Airborne Ranger wrote:kylevater wrote:Alan_ wrote:what do you mean you can't play it anymore? are you just disappointed with the sound?
i liked the hi hats, until i heard other sets, and now they are horrible
i have no job, which means no money, which means no cymbals
my parents dont support anything i do, so they wouldnt give me any money for cymbals, or loan me any
You won't get any sympathy from me. That set you have, including the cymbals, is WAY better than the set I had when I started. My original hi-hats had big chunks missing from them and the flimsy 60's era knockoff stands I had were duct taped to get them to hold. It was all my parents could afford and I adapted. Appreciate what you have and later, when you can afford it yourself, upgrade your cymbals. An electronic set is not the way to go, keep the set you have.
Im afraid I have to agree with Airborne Ranger on this one.
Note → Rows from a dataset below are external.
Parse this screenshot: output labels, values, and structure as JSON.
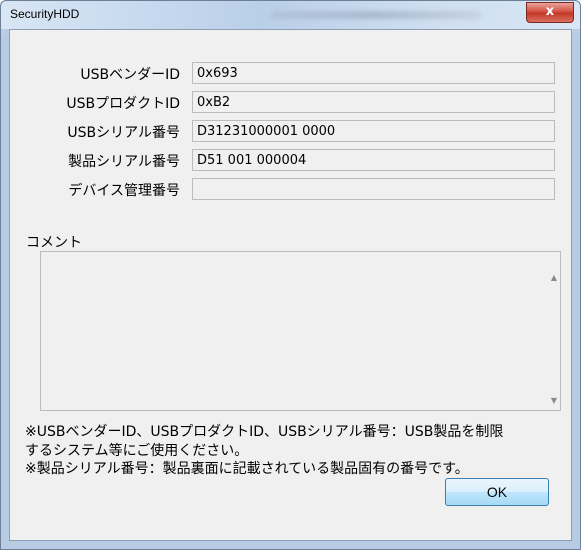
{
  "window": {
    "title": "SecurityHDD",
    "close_label": "x"
  },
  "fields": [
    {
      "label": "USBベンダーID",
      "value": "0x693"
    },
    {
      "label": "USBプロダクトID",
      "value": "0xB2"
    },
    {
      "label": "USBシリアル番号",
      "value": "D31231000001 0000"
    },
    {
      "label": "製品シリアル番号",
      "value": "D51 001 000004"
    },
    {
      "label": "デバイス管理番号",
      "value": ""
    }
  ],
  "comment": {
    "label": "コメント",
    "value": ""
  },
  "notes": [
    "※USBベンダーID、USBプロダクトID、USBシリアル番号：USB製品を制限",
    "するシステム等にご使用ください。",
    "※製品シリアル番号：製品裏面に記載されている製品固有の番号です。"
  ],
  "buttons": {
    "ok": "OK"
  }
}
Unless Im way missing the boat here, you are a begginer? Its not about your kit sound at this point. Its about your playing abilities and developing them. Once you have that down the kit will probably start sounding better. You cant polish a turd if if you dont even know how to polish, if you get what Im saying. Learning this instrument takes committment. Some have it and some dont. Maybe you dont....I dunno. That kit looks just fine to me. The heads looked like they are barely even used. How often do you even play them. If you cant afford better cymbals, then your not going to be able to afford an e-kit that sounds decent anyway.
Learn to tune. Adjust your kit so its comfortable to you. If you cant, then seek someone out to help you. Its not the kit man, its the player.
I didnt see what Kris had posted before my post. Hes spot on and knows exactly what he is talking about. Good advice Kris!